The first series left off at the Reconstruction Era where hopes of legal, economic, and social equality are dashed, most especially during the Populist era of the 1890s. That was when a lot of demagogic politicians especially those in the South linked racism to economic advancement for poor whites. A legacy the South still has to deal with today.
Great Grandson Tom Harvey of Kunte Kinte from Africa and his wife Irene played by Georg Stanford Brown and Lynne Moody carrying on from the first series. Legends of Kunte Kinte renamed Toby here are handed down to the family as he's referred to as 'the old African'. The issues in their different forms are being addressed down to the present generation as author Alex Haley played by James Earl Jones rediscovers and documents the family's African roots.

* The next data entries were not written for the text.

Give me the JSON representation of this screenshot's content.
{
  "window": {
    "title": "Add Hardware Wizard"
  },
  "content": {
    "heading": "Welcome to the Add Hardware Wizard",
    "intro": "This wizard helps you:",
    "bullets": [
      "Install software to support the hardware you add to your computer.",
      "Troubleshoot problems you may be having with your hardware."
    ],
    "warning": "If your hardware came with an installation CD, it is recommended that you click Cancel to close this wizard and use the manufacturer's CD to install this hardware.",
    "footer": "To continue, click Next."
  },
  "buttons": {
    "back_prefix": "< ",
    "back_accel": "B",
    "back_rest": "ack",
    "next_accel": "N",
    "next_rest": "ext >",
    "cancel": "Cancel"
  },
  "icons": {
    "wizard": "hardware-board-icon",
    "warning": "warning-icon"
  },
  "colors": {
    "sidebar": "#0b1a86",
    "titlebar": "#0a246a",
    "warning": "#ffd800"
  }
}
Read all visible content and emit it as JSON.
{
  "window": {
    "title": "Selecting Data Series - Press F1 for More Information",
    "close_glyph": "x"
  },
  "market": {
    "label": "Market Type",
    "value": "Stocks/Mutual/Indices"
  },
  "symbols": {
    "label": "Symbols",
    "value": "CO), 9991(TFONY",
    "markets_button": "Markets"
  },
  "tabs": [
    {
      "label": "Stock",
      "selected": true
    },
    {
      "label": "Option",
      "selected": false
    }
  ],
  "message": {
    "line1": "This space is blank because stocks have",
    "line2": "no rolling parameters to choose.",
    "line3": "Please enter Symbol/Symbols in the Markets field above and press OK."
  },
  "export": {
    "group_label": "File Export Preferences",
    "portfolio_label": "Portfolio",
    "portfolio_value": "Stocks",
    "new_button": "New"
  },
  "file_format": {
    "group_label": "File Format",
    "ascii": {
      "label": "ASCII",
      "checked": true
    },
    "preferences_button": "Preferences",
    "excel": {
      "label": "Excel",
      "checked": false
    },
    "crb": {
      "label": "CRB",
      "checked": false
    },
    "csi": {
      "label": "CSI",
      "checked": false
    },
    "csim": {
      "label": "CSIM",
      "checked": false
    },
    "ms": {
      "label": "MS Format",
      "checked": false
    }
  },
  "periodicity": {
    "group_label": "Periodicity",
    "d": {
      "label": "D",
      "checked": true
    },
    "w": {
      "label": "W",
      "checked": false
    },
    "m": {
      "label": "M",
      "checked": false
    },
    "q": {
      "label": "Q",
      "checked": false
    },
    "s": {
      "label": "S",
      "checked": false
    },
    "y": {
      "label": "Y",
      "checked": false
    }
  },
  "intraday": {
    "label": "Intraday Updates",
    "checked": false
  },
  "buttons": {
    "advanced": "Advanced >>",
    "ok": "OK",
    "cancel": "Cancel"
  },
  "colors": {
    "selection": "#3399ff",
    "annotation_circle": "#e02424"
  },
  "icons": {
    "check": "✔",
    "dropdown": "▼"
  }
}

Marlon Brando won an Emmy and is unforgettable as George Lincoln Rockwell head of the American Nazi Party. You will not forget his performance as the personification of hate and James Earl Jones's extreme uncomfortableness doing an interview. By contrast Jones develops a rough rapport with Malcolm X played by Al Freeman and gets his first acclaim as a writer doing Malcolm's autobiography.
One role I particularly liked was that of John Hancock who is the CPO of the steward's mess in The Coast Guard and mentor to young Alex Haley played by Damon Evans. It's a similar to the non-commissioned officer that Hancock played in A Soldier's Story.
Also in a mentoring role of sorts is Ossie Davis who mentors Alex Haley's father Simon Haley played by Dorian Harewood in the ways of being a Pullman Porter. The issues involving that job and the organization by A. Phillip Randolph of The Brotherhood Of Sleeping Car Porters ares touched on here, but dealt with fully in 10,000 Black Men Named George.
Roots: The Next Generation continues an excellent tradition and will be seen by more generations than the old African Kunte Kinte could have imagined.